Pattern in Residuals:
# Q-Q plot for residuals
plot(linear_model, which = 2)
Interpretation: Major deviations from the line could mean that the residuals are not normally distributed. Transforming the response variable (e.g., using log(price)) might help address this issue.
# Cook's distance plot
plot(linear_model, which = 4)
The Cook’s distance plot identifies influential data points in a regression model, illustrating the impact of each observation on the model’s predictions. Observations with high Cook’s distances (such as 9152, 22354, and 40434) significantly influence the model and may be considered outliers or anomalies. Examining these aspects can enhance the model’s accuracy by identifying errors or determining whether to retain or modify these influential observations.

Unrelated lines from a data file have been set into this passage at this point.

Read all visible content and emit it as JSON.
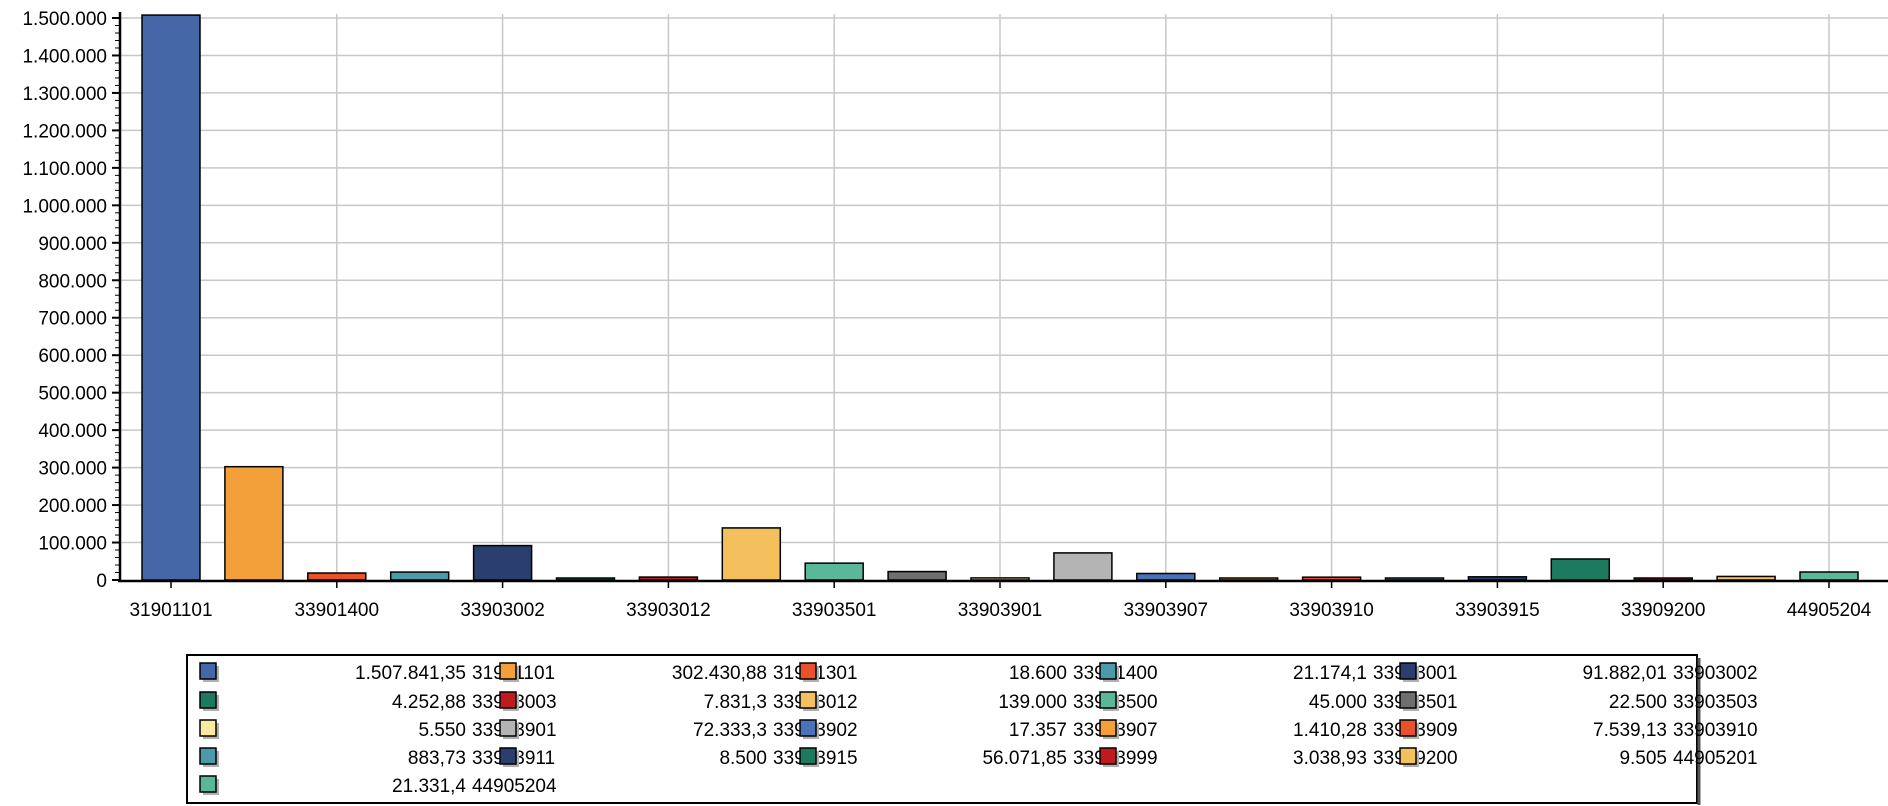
{
  "chart_data": {
    "type": "bar",
    "title": "",
    "xlabel": "",
    "ylabel": "",
    "ylim": [
      0,
      1500000
    ],
    "grid": true,
    "legend_position": "bottom",
    "y_ticks": [
      0,
      100000,
      200000,
      300000,
      400000,
      500000,
      600000,
      700000,
      800000,
      900000,
      1000000,
      1100000,
      1200000,
      1300000,
      1400000,
      1500000
    ],
    "y_tick_labels": [
      "0",
      "100.000",
      "200.000",
      "300.000",
      "400.000",
      "500.000",
      "600.000",
      "700.000",
      "800.000",
      "900.000",
      "1.000.000",
      "1.100.000",
      "1.200.000",
      "1.300.000",
      "1.400.000",
      "1.500.000"
    ],
    "x_tick_labels": [
      "31901101",
      "33901400",
      "33903002",
      "33903012",
      "33903501",
      "33903901",
      "33903907",
      "33903910",
      "33903915",
      "33909200",
      "44905204"
    ],
    "categories": [
      "31901101",
      "31901301",
      "33901400",
      "33903001",
      "33903002",
      "33903003",
      "33903012",
      "33903500",
      "33903501",
      "33903503",
      "33903901",
      "33903902",
      "33903907",
      "33903909",
      "33903910",
      "33903911",
      "33903915",
      "33903999",
      "33909200",
      "44905201",
      "44905204"
    ],
    "values": [
      1507841.35,
      302430.88,
      18600,
      21174.1,
      91882.01,
      4252.88,
      7831.3,
      139000,
      45000,
      22500,
      5550,
      72333.3,
      17357,
      1410.28,
      7539.13,
      883.73,
      8500,
      56071.85,
      3038.93,
      9505,
      21331.4
    ],
    "value_labels": [
      "1.507.841,35",
      "302.430,88",
      "18.600",
      "21.174,1",
      "91.882,01",
      "4.252,88",
      "7.831,3",
      "139.000",
      "45.000",
      "22.500",
      "5.550",
      "72.333,3",
      "17.357",
      "1.410,28",
      "7.539,13",
      "883,73",
      "8.500",
      "56.071,85",
      "3.038,93",
      "9.505",
      "21.331,4"
    ],
    "colors": [
      "#4567a7",
      "#f4a03a",
      "#e8522a",
      "#4a9aaa",
      "#2a3f6e",
      "#1e7a5e",
      "#c0191e",
      "#f4c05e",
      "#5ab89a",
      "#6e6e6e",
      "#f8eaa0",
      "#b4b4b4",
      "#4a72b8",
      "#f4a03a",
      "#e8522a",
      "#4a9aaa",
      "#2a3f6e",
      "#1e7a5e",
      "#c0191e",
      "#f4c05e",
      "#5ab89a"
    ]
  }
}
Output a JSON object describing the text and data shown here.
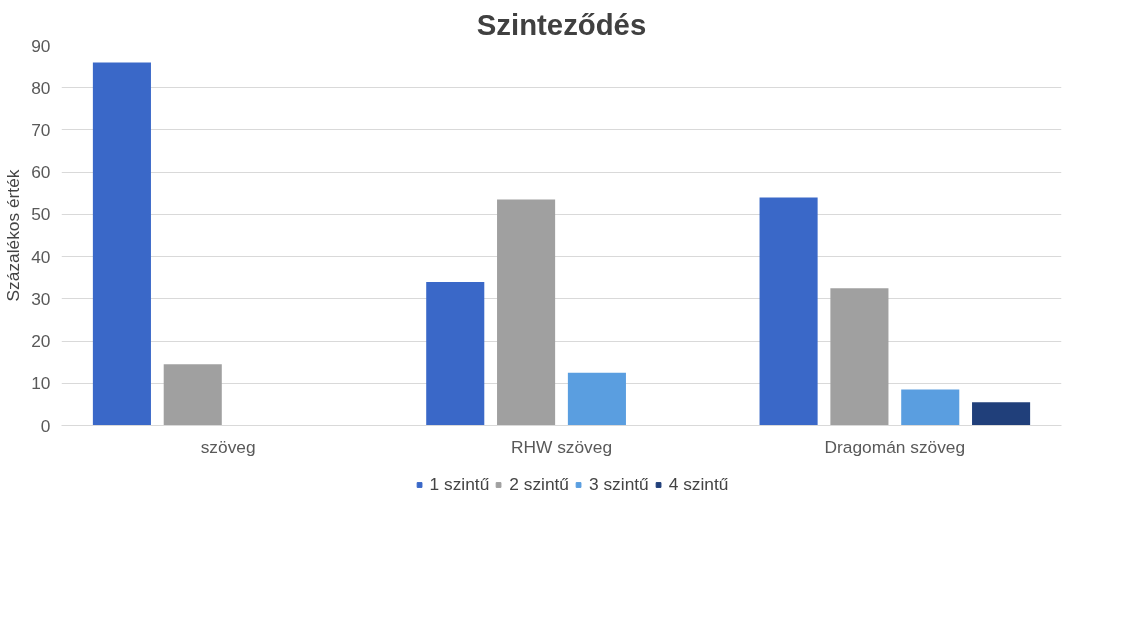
{
  "chart_data": {
    "type": "bar",
    "title": "Szinteződés",
    "ylabel": "Százalékos érték",
    "categories": [
      "szöveg",
      "RHW szöveg",
      "Dragomán szöveg"
    ],
    "series": [
      {
        "name": "1 szintű",
        "color": "#3a68c8",
        "values": [
          86,
          34,
          54
        ]
      },
      {
        "name": "2 szintű",
        "color": "#a0a0a0",
        "values": [
          14.5,
          53.5,
          32.5
        ]
      },
      {
        "name": "3 szintű",
        "color": "#5a9ee0",
        "values": [
          null,
          12.5,
          8.5
        ]
      },
      {
        "name": "4 szintű",
        "color": "#203f7a",
        "values": [
          null,
          null,
          5.5
        ]
      }
    ],
    "ylim": [
      0,
      90
    ],
    "yticks": [
      0,
      10,
      20,
      30,
      40,
      50,
      60,
      70,
      80,
      90
    ],
    "grid": "y",
    "legend": "bottom"
  }
}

# Model summary output shows coefficient estimates
summary(linear_model)$coefficients
## Estimate Std. Error t value
## (Intercept) 139.6300092 7.194393354 19.4081700
## room_typePrivate room -110.8012904 2.131309177 -51.9874318
## room_typeShared room -143.8931760 6.894584665 -20.8704633
## number_of_reviews -0.3057198 0.023617401 -12.9446861
## neighbourhood_groupBrooklyn 32.8414524 7.138473592 4.6006267
## neighbourhood_groupManhattan 87.4490862 7.134424040 12.2573435
## neighbourhood_groupQueens 13.2280059 7.567719428 1.7479514
## neighbourhood_groupStaten Island 7.8846126 13.729662674 0.5742758
## availability_365 0.1806665 0.008062759 22.4075279
## Pr(>|t|)
## (Intercept) 1.360197e-83
## room_typePrivate room 0.000000e+00
## room_typeShared room 2.618488e-96
## number_of_reviews 2.910703e-38
## neighbourhood_groupBrooklyn 4.222773e-06
## neighbourhood_groupManhattan 1.724475e-34
## neighbourhood_groupQueens 8.047872e-02
## neighbourhood_groupStaten Island 5.657838e-01
## availability_365 1.202151e-110
Insights and Further Investigation
Model Insights:
Model Performance: Diagnostic checks (e. g. , residual plots, VIF, and Cook’s distance) indicate that the model performs well, showing no significant issues such as multicollinearity or heteroscedasticity. However, if there are any concerns (e. g. , high VIFs or influential points), we may need to revise the model by removing or combining variables.
Coefficient Interpretation: The coefficient for room_type indicates that various room types are linked to a significant price variation, consistent with expectations (larger homes or entire apartments are likely to be more expensive than a single room).
Significance:
Further Questions:
Interactions: Would the interactions between room_type and neighbourhood_group enhance the model? For instance, does the price premium for specific room types fluctuate based on the neighborhood?
Model Improvement: Could employing a generalized linear model (GLM) or a regularization technique such as Lasso or Ridge regression enhance predictive accuracy, particularly when dealing with numerous predictors?